Non-English Speakers And Unskilled Workers To No Longer Have Visa Routes
The Government has announced a controversial new points-based immigration system which eliminates categories for temporary, self-employed and low-skilled workers coming to the UK.
The Home Office has today released details of the proposed new points-based immigration system that will be introduced when free movement of workers from the European Union ends on 31 December 2020. After this date, there will be a single immigration system for all EU and Non-EU citizens.
Skilled workers will still need a job offer, English language skills and to be working at or above a certain skill level, which is to be reduced from Level 6 (degree) to Level 3 (A-level).
There will still be a minimum salary required for a work visa. The minimum salary threshold has been reduced to £25,600 But it will no longer be the absolute minimum: some workers earning between £20,480 and £25,600 will still be able to get a visa, but only if they are highly qualified or working in jobs in a shortage occupation.

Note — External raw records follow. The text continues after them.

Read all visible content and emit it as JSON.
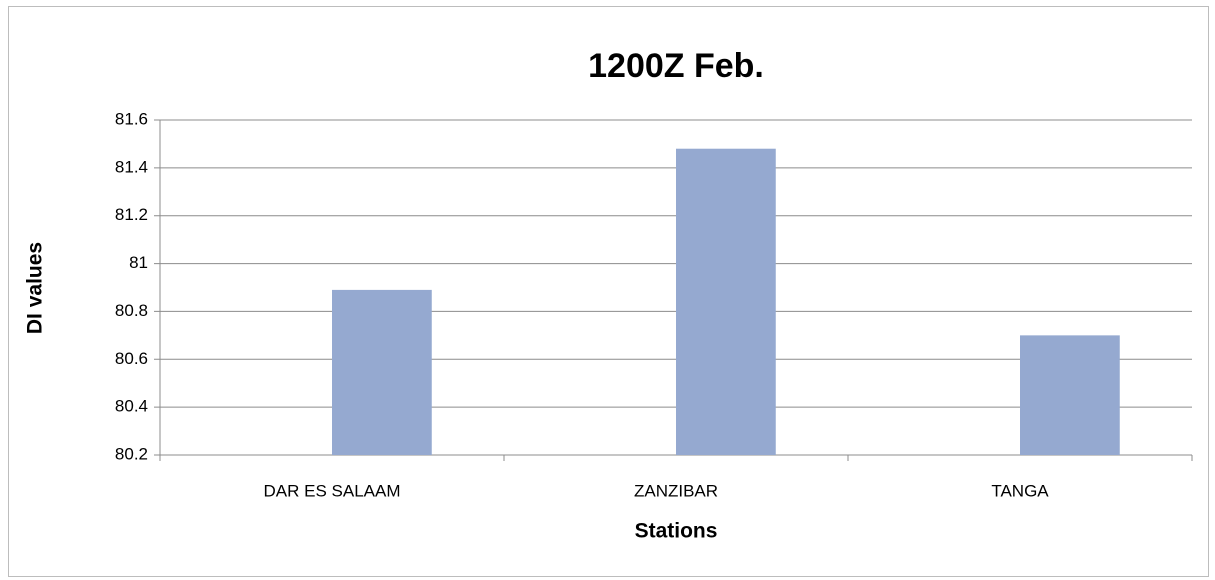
{
  "chart_data": {
    "type": "bar",
    "title": "1200Z Feb.",
    "x_label": "Stations",
    "y_label": "DI values",
    "categories": [
      "DAR ES SALAAM",
      "ZANZIBAR",
      "TANGA"
    ],
    "values": [
      80.89,
      81.48,
      80.7
    ],
    "color": "#95a9d0",
    "ylim": [
      80.2,
      81.6
    ],
    "yticks": [
      80.2,
      80.4,
      80.6,
      80.8,
      81,
      81.2,
      81.4,
      81.6
    ],
    "grid": true
  }
}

Crucially, there will no longer be a general low-skilled or temporary work route. The government states “we need to shift the focus of our economy away from a reliance on cheap labour from Europe and instead concentrate on investment in technology and automation”.

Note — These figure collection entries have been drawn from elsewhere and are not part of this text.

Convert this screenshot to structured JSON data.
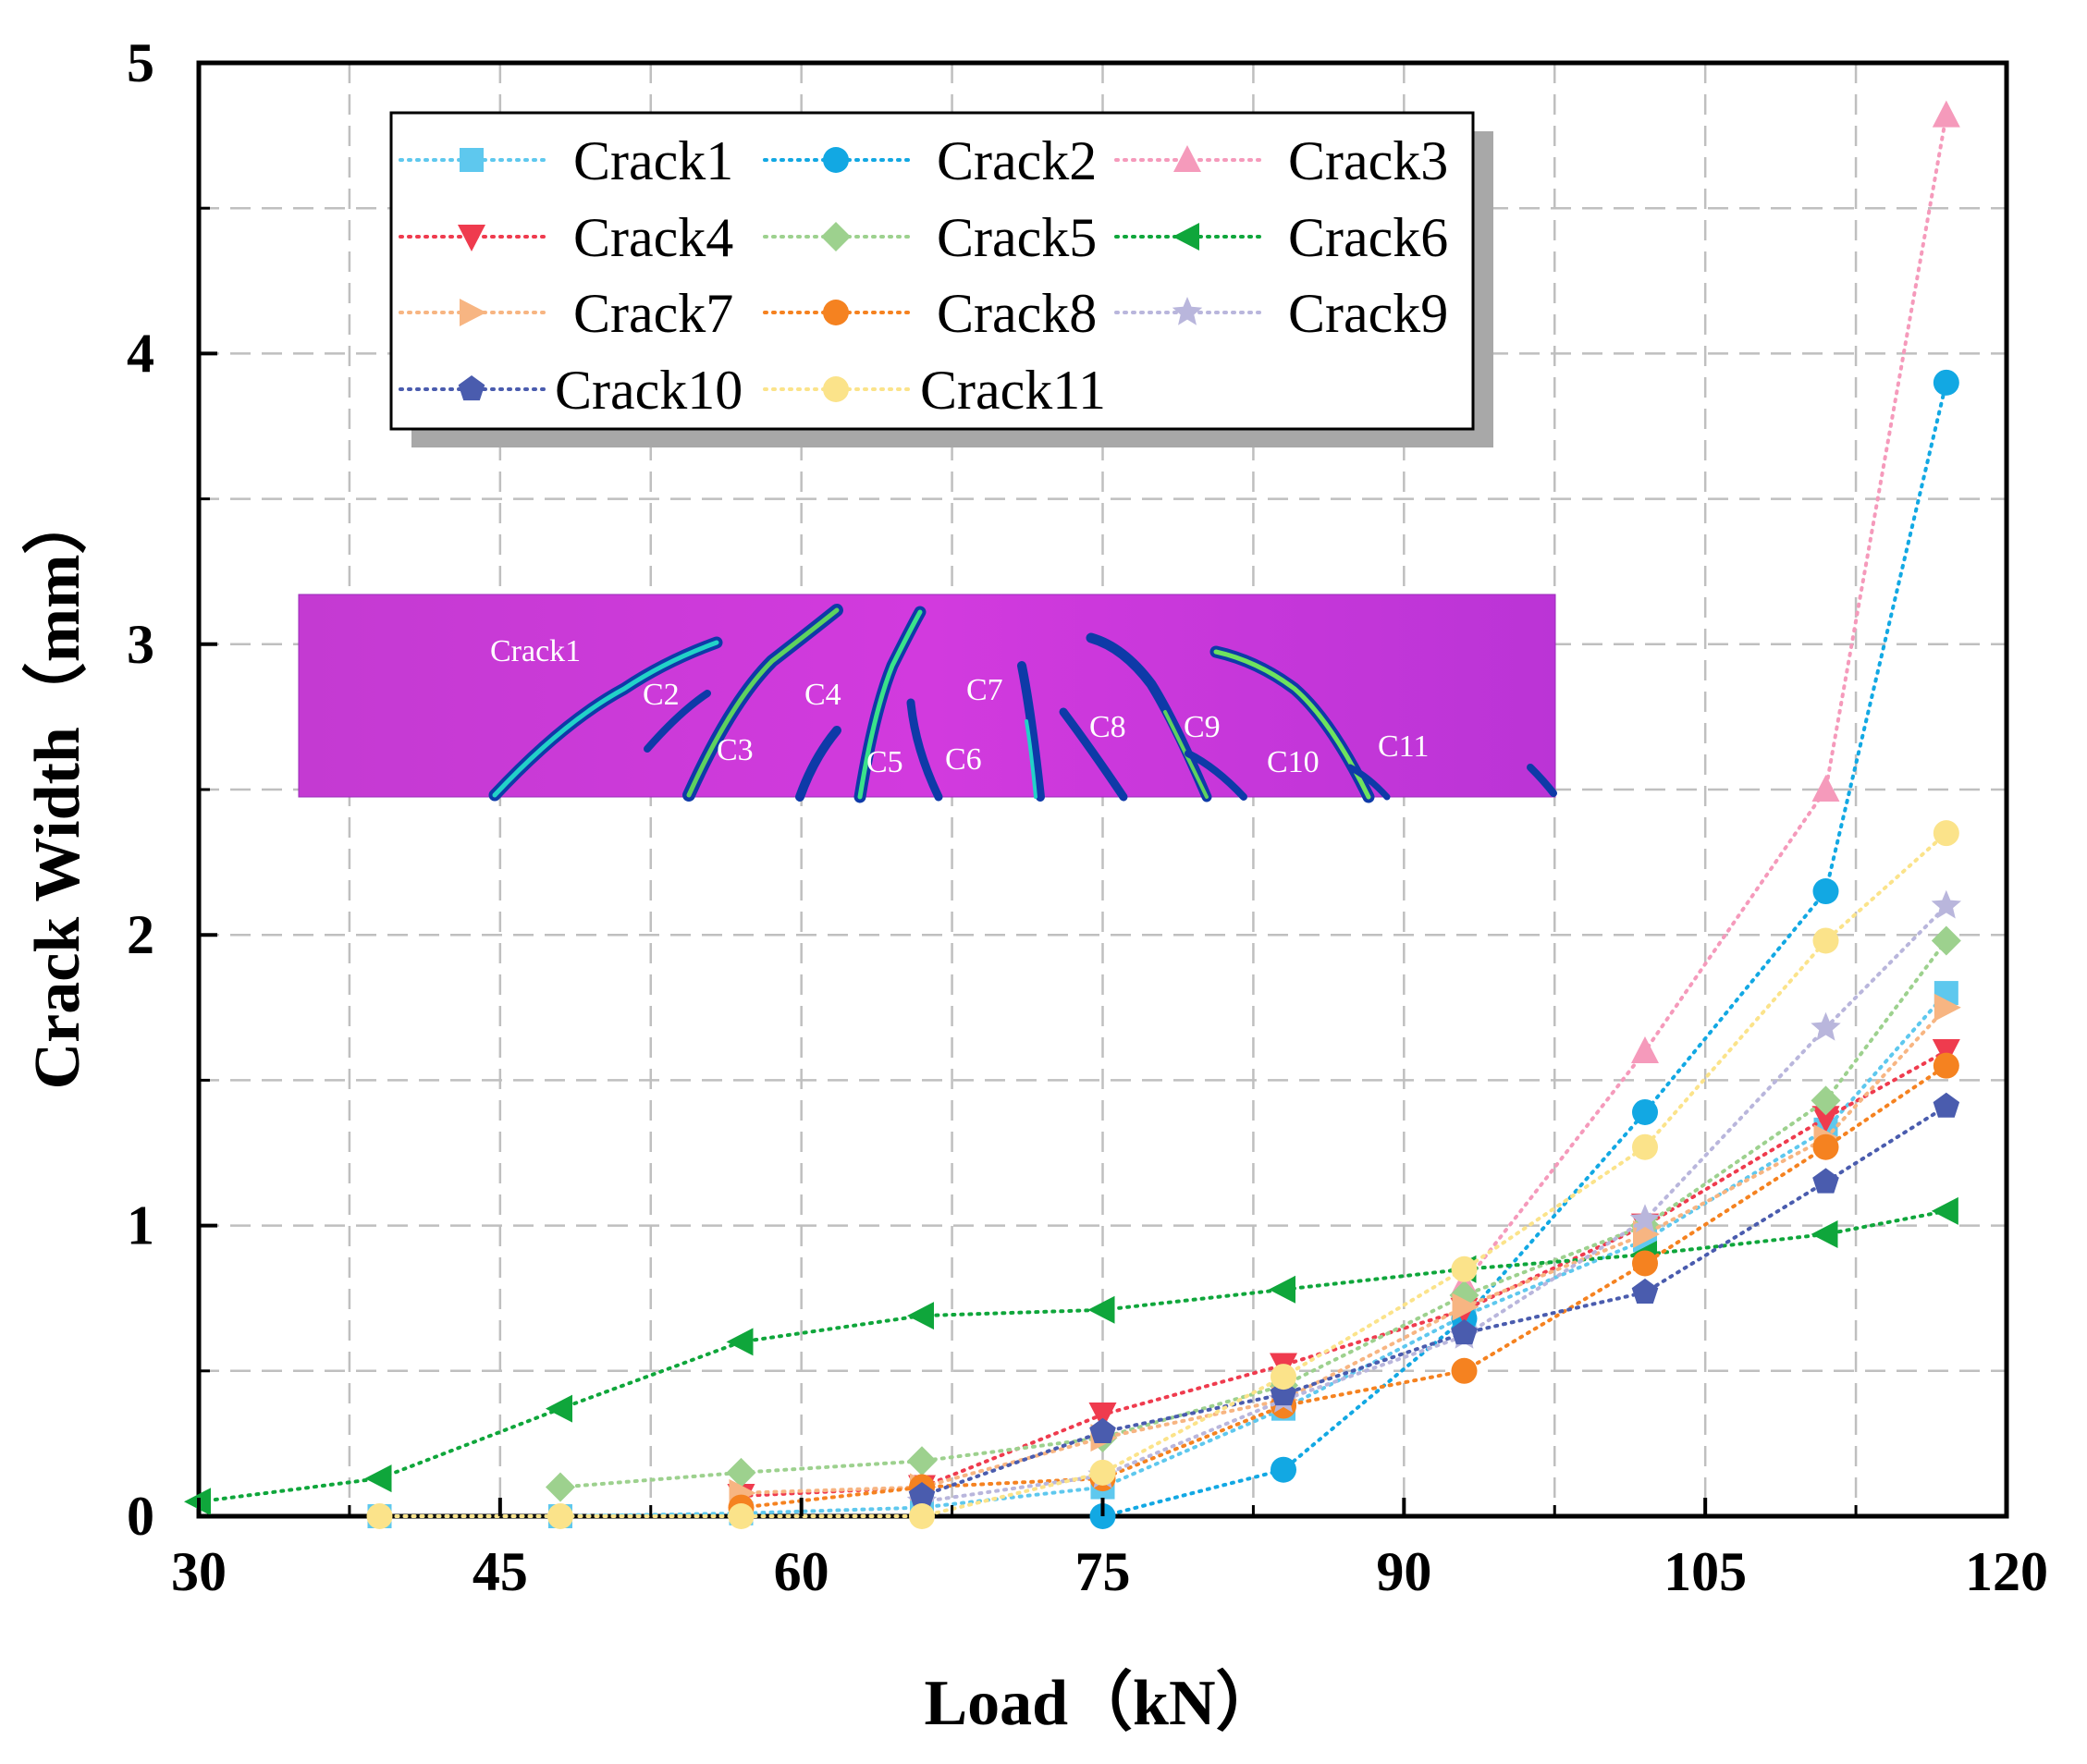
{
  "chart_data": {
    "type": "line",
    "title": "",
    "xlabel": "Load（kN）",
    "ylabel": "Crack Width（mm）",
    "xlim": [
      30,
      120
    ],
    "ylim": [
      0,
      5
    ],
    "xticks": [
      "30",
      "45",
      "60",
      "75",
      "90",
      "105",
      "120"
    ],
    "yticks": [
      "0",
      "1",
      "2",
      "3",
      "4",
      "5"
    ],
    "grid": true,
    "legend_position": "top-left",
    "series": [
      {
        "name": "Crack1",
        "color": "#5ec8ee",
        "marker": "square",
        "x": [
          39,
          48,
          57,
          66,
          75,
          84,
          93,
          102,
          111,
          117
        ],
        "y": [
          0,
          0,
          0.01,
          0.03,
          0.1,
          0.37,
          0.69,
          0.95,
          1.33,
          1.8
        ]
      },
      {
        "name": "Crack2",
        "color": "#12a8e3",
        "marker": "circle",
        "x": [
          75,
          84,
          93,
          102,
          111,
          117
        ],
        "y": [
          0,
          0.16,
          0.68,
          1.39,
          2.15,
          3.9
        ]
      },
      {
        "name": "Crack3",
        "color": "#f59abb",
        "marker": "triangle-up",
        "x": [
          93,
          102,
          111,
          117
        ],
        "y": [
          0.8,
          1.6,
          2.5,
          4.82
        ]
      },
      {
        "name": "Crack4",
        "color": "#ef3b4e",
        "marker": "triangle-down",
        "x": [
          57,
          66,
          75,
          84,
          93,
          102,
          111,
          117
        ],
        "y": [
          0.07,
          0.1,
          0.35,
          0.52,
          0.71,
          1.0,
          1.37,
          1.6
        ]
      },
      {
        "name": "Crack5",
        "color": "#9dd18e",
        "marker": "diamond",
        "x": [
          48,
          57,
          66,
          75,
          84,
          93,
          102,
          111,
          117
        ],
        "y": [
          0.1,
          0.15,
          0.19,
          0.27,
          0.45,
          0.76,
          1.0,
          1.43,
          1.98
        ]
      },
      {
        "name": "Crack6",
        "color": "#0fa63b",
        "marker": "triangle-left",
        "x": [
          30,
          39,
          48,
          57,
          66,
          75,
          84,
          93,
          102,
          111,
          117
        ],
        "y": [
          0.05,
          0.13,
          0.37,
          0.6,
          0.69,
          0.71,
          0.78,
          0.85,
          0.9,
          0.97,
          1.05
        ]
      },
      {
        "name": "Crack7",
        "color": "#f7b582",
        "marker": "triangle-right",
        "x": [
          57,
          66,
          75,
          84,
          93,
          102,
          111,
          117
        ],
        "y": [
          0.08,
          0.1,
          0.27,
          0.4,
          0.72,
          0.97,
          1.3,
          1.75
        ]
      },
      {
        "name": "Crack8",
        "color": "#f58220",
        "marker": "circle",
        "x": [
          57,
          66,
          75,
          84,
          93,
          102,
          111,
          117
        ],
        "y": [
          0.03,
          0.1,
          0.13,
          0.38,
          0.5,
          0.87,
          1.27,
          1.55
        ]
      },
      {
        "name": "Crack9",
        "color": "#b9b6dc",
        "marker": "star",
        "x": [
          66,
          75,
          84,
          93,
          102,
          111,
          117
        ],
        "y": [
          0.05,
          0.14,
          0.4,
          0.62,
          1.02,
          1.68,
          2.1
        ]
      },
      {
        "name": "Crack10",
        "color": "#4a5cae",
        "marker": "pentagon",
        "x": [
          66,
          75,
          84,
          93,
          102,
          111,
          117
        ],
        "y": [
          0.07,
          0.29,
          0.42,
          0.63,
          0.77,
          1.15,
          1.41
        ]
      },
      {
        "name": "Crack11",
        "color": "#fbe38a",
        "marker": "circle",
        "x": [
          39,
          48,
          57,
          66,
          75,
          84,
          93,
          102,
          111,
          117
        ],
        "y": [
          0,
          0,
          0,
          0,
          0.15,
          0.48,
          0.85,
          1.27,
          1.98,
          2.35
        ]
      }
    ],
    "inset_photo": {
      "description_labels": [
        "Crack1",
        "C2",
        "C3",
        "C4",
        "C5",
        "C6",
        "C7",
        "C8",
        "C9",
        "C10",
        "C11"
      ]
    }
  }
}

Immigration experts at leading national law firm Irwin Mitchell say the fact that there has been a near unanimous uproar from a number of sector representative bodies suggests that the policy will be sailing into stormy waters.

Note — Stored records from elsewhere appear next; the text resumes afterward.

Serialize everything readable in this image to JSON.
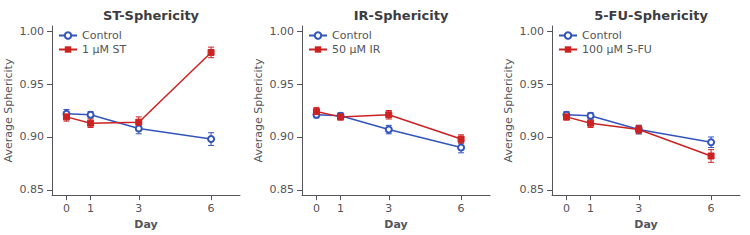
{
  "chart_data": [
    {
      "type": "line",
      "title": "ST-Sphericity",
      "xlabel": "Day",
      "ylabel": "Average Sphericity",
      "x": [
        0,
        1,
        3,
        6
      ],
      "xlim": [
        -0.6,
        7.2
      ],
      "xticks": [
        0,
        1,
        3,
        6
      ],
      "ylim": [
        0.845,
        1.005
      ],
      "yticks": [
        0.85,
        {
          "value": 0.9,
          "label": "0.90"
        },
        0.95,
        {
          "value": 1.0,
          "label": "1.00"
        }
      ],
      "grid": false,
      "legend": "upper left",
      "series": [
        {
          "name": "Control",
          "color": "#3355bb",
          "marker": "hollow-circle",
          "values": [
            0.922,
            0.921,
            0.908,
            0.898
          ],
          "yerr": [
            0.004,
            0.003,
            0.005,
            0.006
          ]
        },
        {
          "name": "1 μM ST",
          "color": "#cc2222",
          "marker": "square",
          "values": [
            0.919,
            0.913,
            0.914,
            0.98
          ],
          "yerr": [
            0.004,
            0.004,
            0.005,
            0.005
          ]
        }
      ]
    },
    {
      "type": "line",
      "title": "IR-Sphericity",
      "xlabel": "Day",
      "ylabel": "Average Sphericity",
      "x": [
        0,
        1,
        3,
        6
      ],
      "xlim": [
        -0.6,
        7.2
      ],
      "xticks": [
        0,
        1,
        3,
        6
      ],
      "ylim": [
        0.845,
        1.005
      ],
      "yticks": [
        0.85,
        {
          "value": 0.9,
          "label": "0.90"
        },
        0.95,
        {
          "value": 1.0,
          "label": "1.00"
        }
      ],
      "grid": false,
      "legend": "upper left",
      "series": [
        {
          "name": "Control",
          "color": "#3355bb",
          "marker": "hollow-circle",
          "values": [
            0.921,
            0.92,
            0.907,
            0.89
          ],
          "yerr": [
            0.003,
            0.003,
            0.004,
            0.005
          ]
        },
        {
          "name": "50 μM IR",
          "color": "#cc2222",
          "marker": "square",
          "values": [
            0.924,
            0.919,
            0.921,
            0.898
          ],
          "yerr": [
            0.004,
            0.003,
            0.004,
            0.004
          ]
        }
      ]
    },
    {
      "type": "line",
      "title": "5-FU-Sphericity",
      "xlabel": "Day",
      "ylabel": "Average Sphericity",
      "x": [
        0,
        1,
        3,
        6
      ],
      "xlim": [
        -0.6,
        7.2
      ],
      "xticks": [
        0,
        1,
        3,
        6
      ],
      "ylim": [
        0.845,
        1.005
      ],
      "yticks": [
        0.85,
        {
          "value": 0.9,
          "label": "0.90"
        },
        0.95,
        {
          "value": 1.0,
          "label": "1.00"
        }
      ],
      "grid": false,
      "legend": "upper left",
      "series": [
        {
          "name": "Control",
          "color": "#3355bb",
          "marker": "hollow-circle",
          "values": [
            0.921,
            0.92,
            0.907,
            0.895
          ],
          "yerr": [
            0.003,
            0.003,
            0.004,
            0.005
          ]
        },
        {
          "name": "100 μM 5-FU",
          "color": "#cc2222",
          "marker": "square",
          "values": [
            0.919,
            0.913,
            0.907,
            0.882
          ],
          "yerr": [
            0.003,
            0.004,
            0.004,
            0.006
          ]
        }
      ]
    }
  ]
}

Expert Opinion“The Government has touted its points-based immigration system for many months now as a fix to all of the supposed immigration problems in the UK, but this new system simply creates a whole host of new issues.
“Quite how the care, health, hospitality and transport sectors - to name a few - will be able to replace low skilled workers with apps and robots remains to be seen, given it will take several years to fill these gaps.”
“This is just the first stage in the plans for a points-based system and the Home Office has said it will continue to refine it; the key is to balance fairness without adding complexity, or risk creating huge backlogs for talented people wishing to come to the UK.” Philip Barth - Partner
For the time being, until employers have “invested in staff retention, productivity, and wider investment in technology and automation”, the Home Office say that the existing pool of EU citizens who have registered under the EU Settlement Scheme and are able to stay and work after 31 December 2020, will “provide employers with flexibility to meet labour market demands”.
For the agriculture sector the Home Office are expanding the quota under the pilot scheme for seasonal workers four-fold to 10,000.